All major characters from the first film are slotted into the new Parisian setting by excuses of varying quality. The Crimes of Grindelwald’s darker tone is to act as a sobering prelude to the inevitable sequel. Starved of comedic relief compared to the first film, The Crimes of Grindelwald is unpalatable as CGI monsters once again rampage across a major city in Marvelesque displays of destruction.  Newt’s brother, Theseus Scamander (Callum Turner) alongside his fiancé Leta Lestrange (Zoe Kravitz) are introduced as part of an unspoken love triangle between Leta and the Scamander brothers. Despite emerging abruptly in typical Fantastic Beasts fashion, the love triangle is the exception to The Crimes of Grindelwald’s failing attempts at maturity. Helped by Zoë Kravitz’s performance as Leta Lestrange and well-timed flashbacks, the love triangle builds into a major mystery. However J.K. Rowling’s garbled screenwriting offers an unsatisfying answer to The Crimes of Grindelwald’s most endearing aspect.

Johnny Depp does his best as Grindelwald, a character whose actions are a mixture of Nazism and Trumpism. Yet Grindlewald and his supremacist cohort never quite emulate the darkness of Voldemort in the original Harry Potter films. Ezra Miller as Credence Barebone and Eddie Redmayne as Newt Scamander once again excel in their respective roles.
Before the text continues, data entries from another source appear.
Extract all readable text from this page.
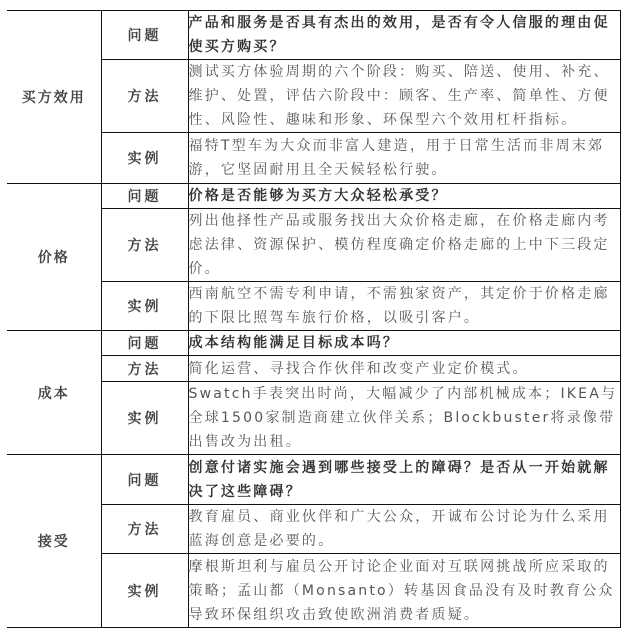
买方效用	问题	产品和服务是否具有杰出的效用，是否有令人信服的理由促使买方购买？
	方法	测试买方体验周期的六个阶段：购买、陪送、使用、补充、维护、处置，评估六阶段中：顾客、生产率、简单性、方便性、风险性、趣味和形象、环保型六个效用杠杆指标。
	实例	福特T型车为大众而非富人建造，用于日常生活而非周末郊游，它坚固耐用且全天候轻松行驶。
价格	问题	价格是否能够为买方大众轻松承受？
	方法	列出他择性产品或服务找出大众价格走廊，在价格走廊内考虑法律、资源保护、模仿程度确定价格走廊的上中下三段定价。
	实例	西南航空不需专利申请，不需独家资产，其定价于价格走廊的下限比照驾车旅行价格，以吸引客户。
成本	问题	成本结构能满足目标成本吗？
	方法	简化运营、寻找合作伙伴和改变产业定价模式。
	实例	Swatch手表突出时尚，大幅减少了内部机械成本；IKEA与全球1500家制造商建立伙伴关系；Blockbuster将录像带出售改为出租。
接受	问题	创意付诸实施会遇到哪些接受上的障碍？是否从一开始就解决了这些障碍？
	方法	教育雇员、商业伙伴和广大公众，开诚布公讨论为什么采用蓝海创意是必要的。
	实例	摩根斯坦利与雇员公开讨论企业面对互联网挑战所应采取的策略；孟山都（Monsanto）转基因食品没有及时教育公众导致环保组织攻击致使欧洲消费者质疑。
Yet the combined efforts of new and returning cast members cannot rescue a film which fails to redeem the series.

The Crimes of Grindlewald is a poor copy of the original Harry Potter films, a series which beyond childhood nostalgia were not great. The dismal quality of the Fantastic Beasts series, much like Jurassic World: Fallen Kingdom, speak of many film studios’ awareness that some brands will print money regardless of what they shove into the cinema.

By Saul Shimmin

For the trailer, see below:


The Ballad of Buster Scruggs

Rating: 4.5 out of 5 (almost a classic)

An unconnected omnibus set in the Wild West, The Ballad of Buster Scruggs brims with the Coen brothers’ hallmarks of dark humour, social commentary and bleak depictions of humanity.

Boasting a venerable and near endless cast alongside ornate cinematography, the six tales compromising The Ballad of Buster Scruggs are a return to form by the Coen brothers. Not every yarn will be well received but any duds are compensated by their neighbours. Particular favourites were the supernatural ‘The Mortal Remains’, and Tom Waits as an eccentric prospector in ‘All Gold Canyon’. The worst story was ‘The Gal who got rattled’ which despite Zoe Kazan’s performance was dull and too long.
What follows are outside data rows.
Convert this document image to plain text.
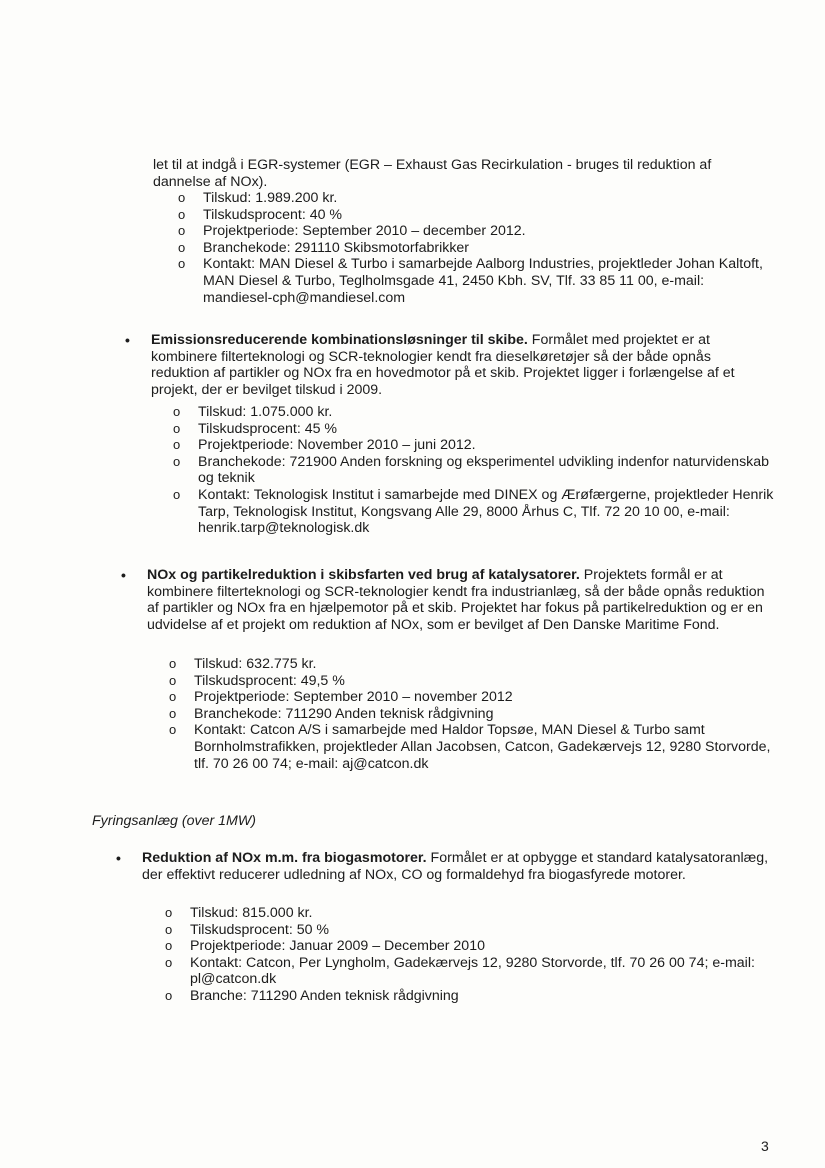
let til at indgå i EGR-systemer (EGR – Exhaust Gas Recirkulation - bruges til reduktion af dannelse af NOx).

o Tilskud: 1.989.200 kr.
o Tilskudsprocent: 40 %
o Projektperiode: September 2010 – december 2012.
o Branchekode: 291110 Skibsmotorfabrikker
o Kontakt: MAN Diesel & Turbo i samarbejde Aalborg Industries, projektleder Johan Kaltoft, MAN Diesel & Turbo, Teglholmsgade 41, 2450 Kbh. SV, Tlf. 33 85 11 00, e-mail: mandiesel-cph@mandiesel.com
• Emissionsreducerende kombinationsløsninger til skibe. Formålet med projektet er at kombinere filterteknologi og SCR-teknologier kendt fra dieselkøretøjer så der både opnås reduktion af partikler og NOx fra en hovedmotor på et skib. Projektet ligger i forlængelse af et projekt, der er bevilget tilskud i 2009.
o Tilskud: 1.075.000 kr.
o Tilskudsprocent: 45 %
o Projektperiode: November 2010 – juni 2012.
o Branchekode: 721900 Anden forskning og eksperimentel udvikling indenfor naturvidenskab og teknik
o Kontakt: Teknologisk Institut i samarbejde med DINEX og Ærøfærgerne, projektleder Henrik Tarp, Teknologisk Institut, Kongsvang Alle 29, 8000 Århus C, Tlf. 72 20 10 00, e-mail: henrik.tarp@teknologisk.dk
• NOx og partikelreduktion i skibsfarten ved brug af katalysatorer. Projektets formål er at kombinere filterteknologi og SCR-teknologier kendt fra industrianlæg, så der både opnås reduktion af partikler og NOx fra en hjælpemotor på et skib. Projektet har fokus på partikelreduktion og er en udvidelse af et projekt om reduktion af NOx, som er bevilget af Den Danske Maritime Fond.
o Tilskud: 632.775 kr.
o Tilskudsprocent: 49,5 %
o Projektperiode: September 2010 – november 2012
o Branchekode: 711290 Anden teknisk rådgivning
o Kontakt: Catcon A/S i samarbejde med Haldor Topsøe, MAN Diesel & Turbo samt Bornholmstrafikken, projektleder Allan Jacobsen, Catcon, Gadekærvejs 12, 9280 Storvorde, tlf. 70 26 00 74; e-mail: aj@catcon.dk
Fyringsanlæg (over 1MW)
• Reduktion af NOx m.m. fra biogasmotorer. Formålet er at opbygge et standard katalysatoranlæg, der effektivt reducerer udledning af NOx, CO og formaldehyd fra biogasfyrede motorer.
o Tilskud: 815.000 kr.
o Tilskudsprocent: 50 %
o Projektperiode: Januar 2009 – December 2010
o Kontakt: Catcon, Per Lyngholm, Gadekærvejs 12, 9280 Storvorde, tlf. 70 26 00 74; e-mail: pl@catcon.dk
o Branche: 711290 Anden teknisk rådgivning
3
No other contemporary directors have so markedly moulded the Western as the Coen brothers. The brothers’ adaptation of Cormac McCarthy’s No County For Old Men birthed the New Western style of film including Wind River and Sicario, while their remake of True Grit ushered a renaissance for the classic Western in mainstream cinema.

The chimeric nature of The Ballad of Buster Scruggs reflects the Western’s position as an umbrella genre. The unifying theme of the divergent tales is change, often wrought violently in the West to the benefit of the bad and to the suffering of the innocent. The brutal re-invention seen in some of the film’s stories symbolises the shifting meaning of the Western beneath its surface.

Innocence is a flickering rarity in The Ballad of Buster Scruggs. Even the seemingly good within the anthology are corrupted in some way. The lack of moral distinctions in the Wild West is exemplified by the eponymous Buster Scruggs. Sporting the spotless garb of a ‘White Hat’, Buster Scruggs’s vanity and blood-lust is anathema to the morality and the restraint of the archetypal hero Buster’s wardrobe emulates. By deconstructing the Western in The Ballad of Buster Scruggs, the Coen brothers reveal what history so often is; a myth built upon the silence of the vanquished which blankets the worst excesses of generations past.

Unorthodox in structure yet devoid of their regular cast, the Coen brothers are somewhat restrained in The Ballad of Buster Scruggs despite Netflix’s bottomless finances. It may well be that the directing duo are following the Western genre and morphing once more.

Much like fellow Netflix original Hold the Dark, The Ballad of Buster Scruggs deserves viewing in a cinema, not to languish buffering upon a laptop with a half-asleep internet connection.